义军首领刘迁占据山西北部,切断忻口至太原的道路;宁武副将赵梦龙据宁武起事,占据了长城一线,将蒙古与山西通过长城来往的通道纳入囊中;原大明宁夏按察使李虞夔聚众义民,进占潼关,据有蒲州;总的来说,就是山西处处烽火,遍地义旗,东虏虽动员了几乎举国之兵,却仍然疲于应付,特别是大同在重兵围攻下巍然不动,是对东虏沉重的一击,如果侯爷能大军东出,则与姜瓖东西呼应,何愁大事不成啊!”
“流芳百世、青史留名,复我大明江山,侯爷,正在此时啊!”
马鸣图滔滔不绝的说了这么多,还意犹未尽,如果不是身体太虚,他还能鼓动嘴皮子再说上一刻钟,看来永历用他来宣诏,还真是选对了人。

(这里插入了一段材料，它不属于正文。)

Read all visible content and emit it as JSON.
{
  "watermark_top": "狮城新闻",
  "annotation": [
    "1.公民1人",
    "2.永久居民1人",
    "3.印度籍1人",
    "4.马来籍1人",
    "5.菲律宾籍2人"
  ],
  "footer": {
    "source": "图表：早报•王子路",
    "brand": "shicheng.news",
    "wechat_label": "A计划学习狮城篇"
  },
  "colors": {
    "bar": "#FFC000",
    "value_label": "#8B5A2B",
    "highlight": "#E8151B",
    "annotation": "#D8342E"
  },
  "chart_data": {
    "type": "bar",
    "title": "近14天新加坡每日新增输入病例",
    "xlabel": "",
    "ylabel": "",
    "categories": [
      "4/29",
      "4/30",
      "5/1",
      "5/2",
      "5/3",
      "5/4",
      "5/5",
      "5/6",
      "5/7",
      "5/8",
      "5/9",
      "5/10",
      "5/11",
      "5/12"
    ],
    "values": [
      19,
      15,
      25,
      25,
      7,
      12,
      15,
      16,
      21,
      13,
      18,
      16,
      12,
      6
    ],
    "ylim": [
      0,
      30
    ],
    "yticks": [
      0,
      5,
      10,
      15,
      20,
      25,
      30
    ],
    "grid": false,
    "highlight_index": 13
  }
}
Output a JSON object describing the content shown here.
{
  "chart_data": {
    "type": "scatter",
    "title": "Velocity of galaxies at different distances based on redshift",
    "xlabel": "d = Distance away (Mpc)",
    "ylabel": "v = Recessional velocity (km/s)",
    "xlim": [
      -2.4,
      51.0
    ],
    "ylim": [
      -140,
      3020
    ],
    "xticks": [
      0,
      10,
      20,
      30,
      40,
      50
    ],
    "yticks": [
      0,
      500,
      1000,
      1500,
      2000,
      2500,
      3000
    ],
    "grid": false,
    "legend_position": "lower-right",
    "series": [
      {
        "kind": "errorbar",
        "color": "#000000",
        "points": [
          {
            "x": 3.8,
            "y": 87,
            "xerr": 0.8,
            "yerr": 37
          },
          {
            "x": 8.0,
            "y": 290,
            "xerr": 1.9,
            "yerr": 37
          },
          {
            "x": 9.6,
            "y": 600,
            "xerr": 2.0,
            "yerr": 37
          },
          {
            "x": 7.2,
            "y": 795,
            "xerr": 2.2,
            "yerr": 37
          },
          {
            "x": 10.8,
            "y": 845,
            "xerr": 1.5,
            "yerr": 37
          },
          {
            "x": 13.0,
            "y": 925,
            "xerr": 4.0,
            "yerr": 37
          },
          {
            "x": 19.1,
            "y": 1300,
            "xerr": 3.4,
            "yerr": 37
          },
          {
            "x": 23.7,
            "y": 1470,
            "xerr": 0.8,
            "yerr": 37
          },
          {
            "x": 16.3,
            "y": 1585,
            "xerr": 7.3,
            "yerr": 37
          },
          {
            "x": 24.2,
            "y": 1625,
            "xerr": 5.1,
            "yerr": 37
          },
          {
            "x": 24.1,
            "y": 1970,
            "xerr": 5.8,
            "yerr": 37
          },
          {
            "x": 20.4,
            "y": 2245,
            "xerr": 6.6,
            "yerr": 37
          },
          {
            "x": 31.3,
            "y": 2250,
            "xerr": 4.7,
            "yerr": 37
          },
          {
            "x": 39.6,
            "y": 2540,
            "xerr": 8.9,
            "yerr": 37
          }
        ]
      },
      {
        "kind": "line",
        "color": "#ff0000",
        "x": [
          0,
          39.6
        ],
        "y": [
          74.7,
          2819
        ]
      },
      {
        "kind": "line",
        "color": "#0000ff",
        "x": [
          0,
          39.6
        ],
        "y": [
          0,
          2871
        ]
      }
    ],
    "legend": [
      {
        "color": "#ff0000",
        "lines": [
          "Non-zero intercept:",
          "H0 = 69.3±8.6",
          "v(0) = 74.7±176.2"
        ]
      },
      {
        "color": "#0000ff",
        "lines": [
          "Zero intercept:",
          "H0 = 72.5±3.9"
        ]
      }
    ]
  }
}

一番言语说得众人jī qíng澎湃,大家在陕西,与山西隔着一座吕梁山,消息并不畅通,只知山西闹得厉害,却不知原来闹得这般厉害,竟然姜瓖凭一省之力,牵制了清廷举国之兵,听听马鸣图刚刚列举的名字,哪一个不是女真八旗军中响当当的名将,放在面对南明方向,都是可以独挡一面的将才,如今却齐聚山西,足见山西局面之严峻。
大家都把目光聚到王欢身上,趁山西乱做一团,正好大举攻入,正如马鸣图所言,东西呼应,打他个措手不及,然后会师大同,共捣黄龙,一举恢复大明江山,岂不美哉?
马鸣图同样以热切的眼神看着王欢,他从山西绕道陕西,除了来混一顿饱饭外,游说王欢出兵,更是一个主要目的。
厅上虽然只有马鸣图一个在说话,却气氛热烈,人人都觉得血往头上冲,当功臣、立功勋,不正是武将毕生所愿吗?大好的机会就在眼前,怎么能不心动呢?
但是厅中的主角,大明平凉候王欢,却并没有表态,只是认真的盯着马鸣图用涂鸦般的手法绘制的那副地图,陷入了沉思。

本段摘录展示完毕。